Condo, co-op, investment sales

Condo Vs. Co-Op: What’s the difference?

Lower East Side Real Estate

This is one of the frequent questions I get from new investors and home buyers: “What is the difference between a co-op and a condo?”

Below is a handy cheat sheet which will help clarify the most important differences, and help you choose what is best for your situation.

CONDO

CO-OP

GENERAL:
Condominiums are multi-unit buildings with privately owned residences and shared common areas.
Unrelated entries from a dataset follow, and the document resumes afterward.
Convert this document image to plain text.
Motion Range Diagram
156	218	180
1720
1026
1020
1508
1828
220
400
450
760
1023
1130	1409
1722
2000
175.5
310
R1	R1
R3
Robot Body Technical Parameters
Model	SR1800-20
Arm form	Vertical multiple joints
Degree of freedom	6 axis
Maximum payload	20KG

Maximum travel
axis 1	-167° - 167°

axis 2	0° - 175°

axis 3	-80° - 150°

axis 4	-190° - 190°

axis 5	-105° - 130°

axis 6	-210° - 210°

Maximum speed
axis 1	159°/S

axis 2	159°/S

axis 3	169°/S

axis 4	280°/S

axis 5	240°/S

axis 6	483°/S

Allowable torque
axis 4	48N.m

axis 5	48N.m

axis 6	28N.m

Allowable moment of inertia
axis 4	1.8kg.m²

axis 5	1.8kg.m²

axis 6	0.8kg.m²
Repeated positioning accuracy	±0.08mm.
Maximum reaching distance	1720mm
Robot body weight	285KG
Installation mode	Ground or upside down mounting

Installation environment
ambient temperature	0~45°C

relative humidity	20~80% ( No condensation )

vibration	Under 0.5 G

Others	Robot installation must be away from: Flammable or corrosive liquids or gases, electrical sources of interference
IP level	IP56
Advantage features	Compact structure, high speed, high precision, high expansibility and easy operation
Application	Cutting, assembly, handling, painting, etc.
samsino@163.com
Condominiums are classified as real property, meaning that buyers own the deeds to their individual apartment.
GENERAL:
When you buy into a co-op, you become a shareholder in a corporation that owns the property. As a shareholder, you are entitled to exclusive use of a housing unit in the building.
OWNERSHIP:
Condo owners are considered owners of “real property” and have an actual deed for their unit.
OWNERSHIP:
A co-op association — a corporation consisting of all the owner/shareholders — owns the entire building, including all of the individual units. Owners receive a proprietary lease for their unit in the building, entitling them to reside in the unit
MONTHLY FEES:
Owners have responsibly to pay their own real estate taxes and their share of the common charges for the expenses to maintain and operate the common areas.
MONTHLY FEES:
Co-op owners pay monthly maintenance to the building corporation for items such as the expenses of maintaining and operating the building property, property taxes and the underlying mortgage on the building (if any).
CLOSING COSTS:
Buyers have additional closing costs for “mortgage recording taxes” (generally between 1.8% and 1.925% of the loan amount), title insurance and “flip tax” (1% of any property over $1million).
CLOSING COSTS:
Co-ops traditionally do not have the same closing fee requirements as condos.
FINANCING:
Generally a minimum 10% down payment.
FINANCING:
Generally a minimum 20% down payment.
SUBLETTING:
Condo boards are generally not strict about renting out your unit.
SUBLETTING:
Each co-op association varies, but generally after a period of time, subletting is permitted.
SCREENING:
Condo boards are traditionally less demanding compared to co-ops boards.
SCREENING:
Co-op boards have a rigorous and often lengthy application process and are generally stricter about their financial requirements.
IS A CONDO RIGHT FOR YOU?
Condos are thought to be a good choice for short term investors and first-time home buyers because of  the straightforward approval process, lower down payments, and ability to more freely rent out the unit.
IS A CO-OP RIGHT FOR YOU?
Co-ops are thought to be a good choice for long-term owners because the board approval process ensures financially sound and respectable buyers, and there is less transition in the building because of fewer renters.